La mouche, amie des fleurs

Cher ami naturaliste,

Je suis certain que le titre de la présente lettre te surprend. Tu dois te demander comment je puis faire une telle affirmation. Eh bien oui, j’observe depuis des années des mouches, les Eristales, qu’on trouve par millions, que dis-je, par milliards sur les fleurs partout au Québec pendant la belle saison.

Pourquoi ces mouches sont-elles peu connues des naturalistes? C’est parce que très peu de personnes s’intéressent à l’étude de nos mouches (au moins 2000 espèces ou davantage au Québec). Pourtant, plusieurs espèces de mouches ont des rôles passablement importants pour ne pas dire déterminants pour la survie d’autres créatures dans la nature.

Par exemple, il est connu dans le cercle restreint des diptérologues (spécialistes des mouches) que les Eristales comptent parmi les meilleurs insectes pollinisateurs après les abeilles de nos ruches. D’ailleurs ces Eristales ressemblent à ces abeilles, même coloration générale, forme assez proche de celle des ouvrière et beaucoup, beaucoup de poils partout sur leur corps pour accumuler et retenir les grains de pollen. Même leurs yeux sont recouverts de poils vus à la loupe binoculaire.

Les Eristales me fascinent au plus haut point. D’abord, ils recherchent les sommets de fleurs qui sentent souvent mauvais, comme nos marguerites. Mettez votre nez sur la fleur de marguerite pas encore vieillie. N’y a-t-il pas un relent de pourriture? C’est précisément ce que recherchent les Eristales. De plus, ces mouches ont un vol admirable que leur envieraient certains constructeurs de nos avions. Il s’agit d’un vol rapide, imprévisible, ce qui comprend une grande facilité à planer au-dessus des fleurs, à voler rapidement sur place. Ils volent presque aussi bien, ma foi, qu’une libellule.

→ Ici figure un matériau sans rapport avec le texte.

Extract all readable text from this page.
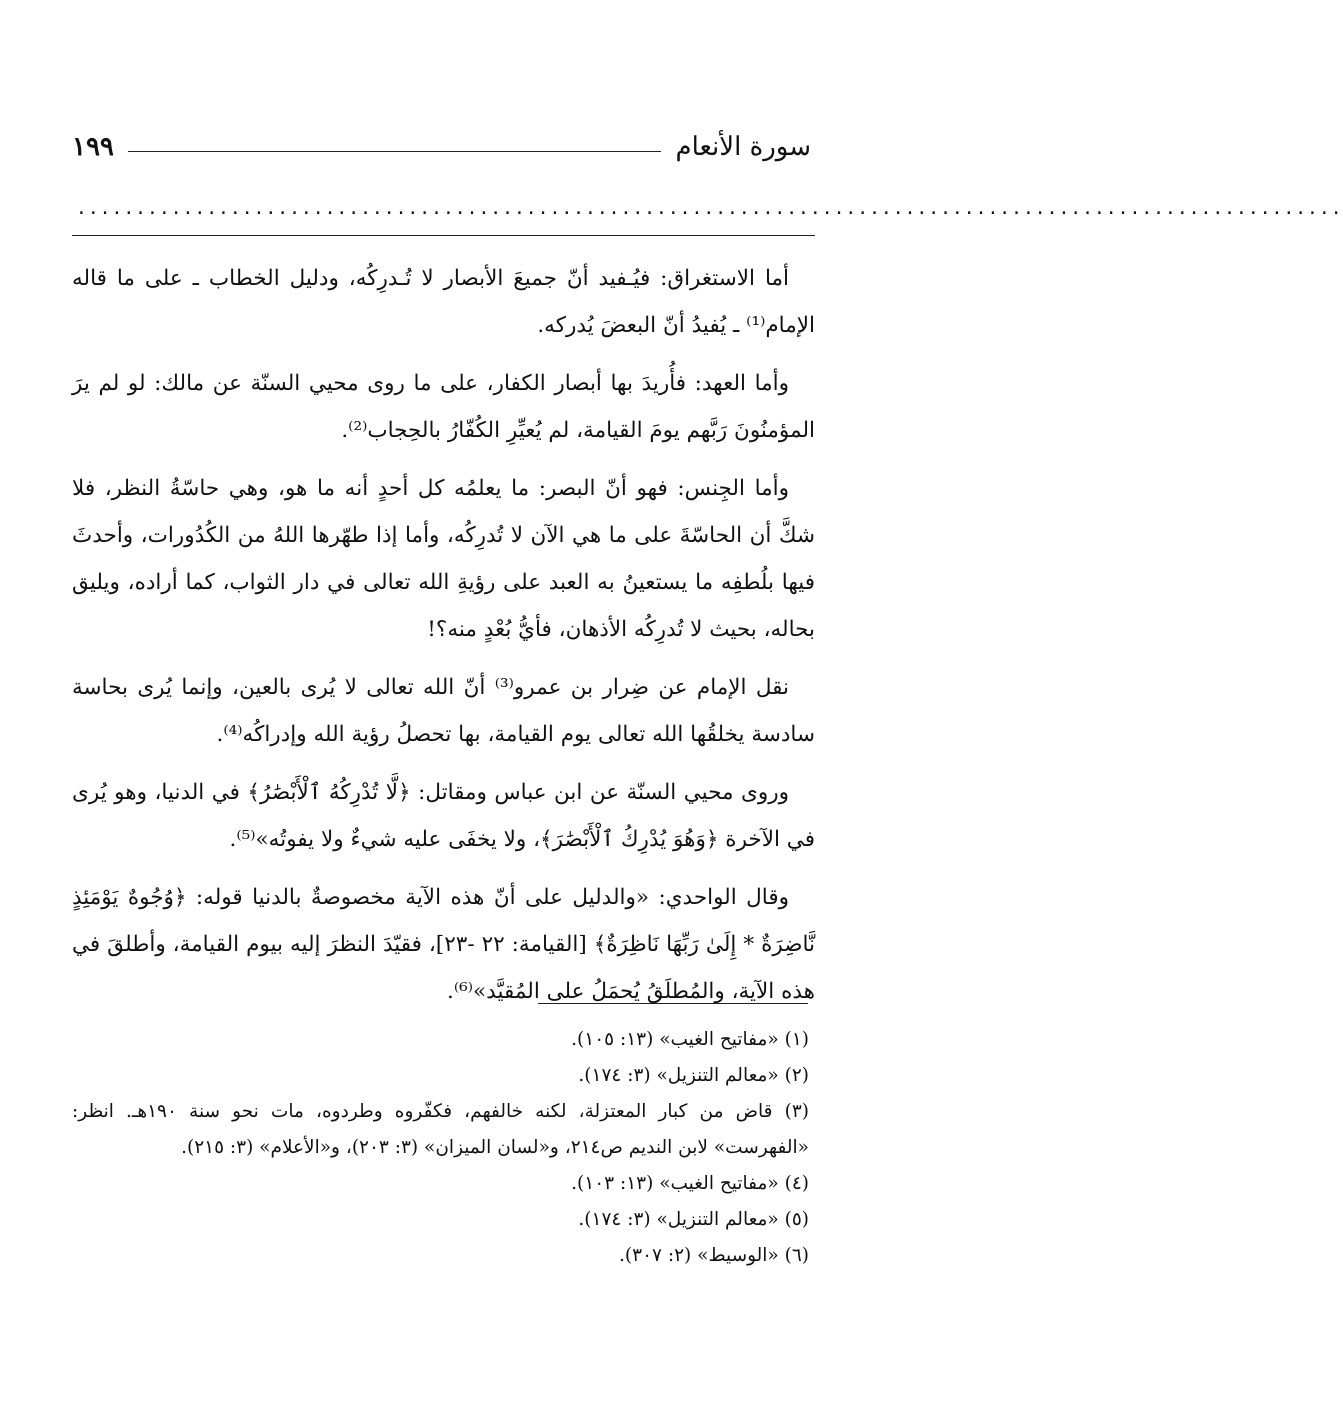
سورة الأنعام
١٩٩
...........................................................................................................

أما الاستغراق: فيُـفيد أنّ جميعَ الأبصار لا تُـدرِكُه، ودليل الخطاب ـ على ما قاله الإمام⁽¹⁾ ـ يُفيدُ أنّ البعضَ يُدركه.

وأما العهد: فأُريدَ بها أبصار الكفار، على ما روى محيي السنّة عن مالك: لو لم يرَ المؤمنُونَ رَبَّهم يومَ القيامة، لم يُعيِّرِ الكُفّارُ بالحِجاب⁽²⁾.

وأما الجِنس: فهو أنّ البصر: ما يعلمُه كل أحدٍ أنه ما هو، وهي حاسّةُ النظر، فلا شكَّ أن الحاسّةَ على ما هي الآن لا تُدرِكُه، وأما إذا طهّرها اللهُ من الكُدُورات، وأحدثَ فيها بلُطفِه ما يستعينُ به العبد على رؤيةِ الله تعالى في دار الثواب، كما أراده، ويليق بحاله، بحيث لا تُدرِكُه الأذهان، فأيُّ بُعْدٍ منه؟!

نقل الإمام عن ضِرار بن عمرو⁽³⁾ أنّ الله تعالى لا يُرى بالعين، وإنما يُرى بحاسة سادسة يخلقُها الله تعالى يوم القيامة، بها تحصلُ رؤية الله وإدراكُه⁽⁴⁾.

وروى محيي السنّة عن ابن عباس ومقاتل: ﴿لَّا تُدْرِكُهُ ٱلْأَبْصَٰرُ﴾ في الدنيا، وهو يُرى في الآخرة ﴿وَهُوَ يُدْرِكُ ٱلْأَبْصَٰرَ﴾، ولا يخفَى عليه شيءٌ ولا يفوتُه»⁽⁵⁾.

وقال الواحدي: «والدليل على أنّ هذه الآية مخصوصةٌ بالدنيا قوله: ﴿وُجُوهٌ يَوْمَئِذٍ نَّاضِرَةٌ * إِلَىٰ رَبِّهَا نَاظِرَةٌ﴾ [القيامة: ٢٢ -٢٣]، فقيّدَ النظرَ إليه بيوم القيامة، وأطلقَ في هذه الآية، والمُطلَقُ يُحمَلُ على المُقيَّد»⁽⁶⁾.

(١) «مفاتيح الغيب» (١٣: ١٠٥).

(٢) «معالم التنزيل» (٣: ١٧٤).

(٣) قاض من كبار المعتزلة، لكنه خالفهم، فكفّروه وطردوه، مات نحو سنة ١٩٠هـ. انظر: «الفهرست» لابن النديم ص٢١٤، و«لسان الميزان» (٣: ٢٠٣)، و«الأعلام» (٣: ٢١٥).

(٤) «مفاتيح الغيب» (١٣: ١٠٣).

(٥) «معالم التنزيل» (٣: ١٧٤).

(٦) «الوسيط» (٢: ٣٠٧).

Si vous êtes chanceux vous verrez peut-être un mâle poursuivre une femelle pour tenter l’accouplement.

Voir une Eristale à la loupe binoculaire, c’est toute une expérience. En effet, le nombre de poils, leur ordonnance sur le corps, les assemblages, touffes, rangées et formes diverses partout sur le corps sont surprenantes. La beauté de leurs yeux ne s’oublie pas facilement.

Sais-tu que sans les Eristales et les abeilles, il y aurait beaucoup moins de fleurs à admirer. On estime, en effet, qu’autour de 80 pour cent des espèces de fleurs comptent sur les insectes pour la reproduction en ce sens que sans la pollinisation par les insectes, elles n’existeraient probablement pas.

Ce que je viens d’évoquer pour toi au sujet des Eristales (qui fait partie des 350 espèces ou plus de mouches à fleurs (SYRPHIDAE) du Québec), c’est seulement la moitié des services qu’ils rendent à d’autres créatures et à la nature en général. L’autre grand rôle que la nature leur a confié, je pourrais te le raconter dans une autre lettre, puisque cette phase de leur existence, j’ai pu l’observer à Port-au-Saumon avec des jeunes naturalistes comme toi.

Cherche dans les champs des fleurs qui hébergent des abeilles et des Eristales. Observe-les en train de se nourrir de nectar et de laisser les grains de pollen s’empêtrer dans leur belle livrée jaune et brune, pollen qu’ils s’empresseront, à leur insu, d’aller porter sur d’autres fleurs. C’est le festival des « bibittes » en amour avec leurs grandes partenaires, les fleurs, une liaison qui dure depuis les temps immémoriaux et qui assure les descendances d’une génération à l’autre.

Retiens ce qui suit : plusieurs de nos mouches à fleurs (SYRPHIDAE) ressemblent à des abeilles, des guêpes et même des bourdons. Ce mimétisme les protège des prédations des oiseaux puisque ceux-ci n’aiment pas particulièrement déguster des insectes au dard agressif. La ressemblance entre ces mouches et les abeilles et guêpes trompe les oiseaux à l’avantage des mouches à fleurs.

L’Eristale est vraiment un insecte à connaître et à admirer. Si tu veux les croiser sur ton chemin, examine les fleurs minutieusement. Tu y verras toute une petite faune ailée composée de nombreuses espèces d’insectes, tous plus intéressants les uns que les autres, y compris les Eristales.

En terminant, apprends à associer le mot insectes à celui de fleurs. Ce sont souvent des existence faite de croissance, de nourriture, d’accouplement et de mort. Dans le beau champ que tu regardes, l’un ne va pas sans l’autre. C’est l’extraordinaire aventure de la vie qui se déploie devant nos yeux émerveillés.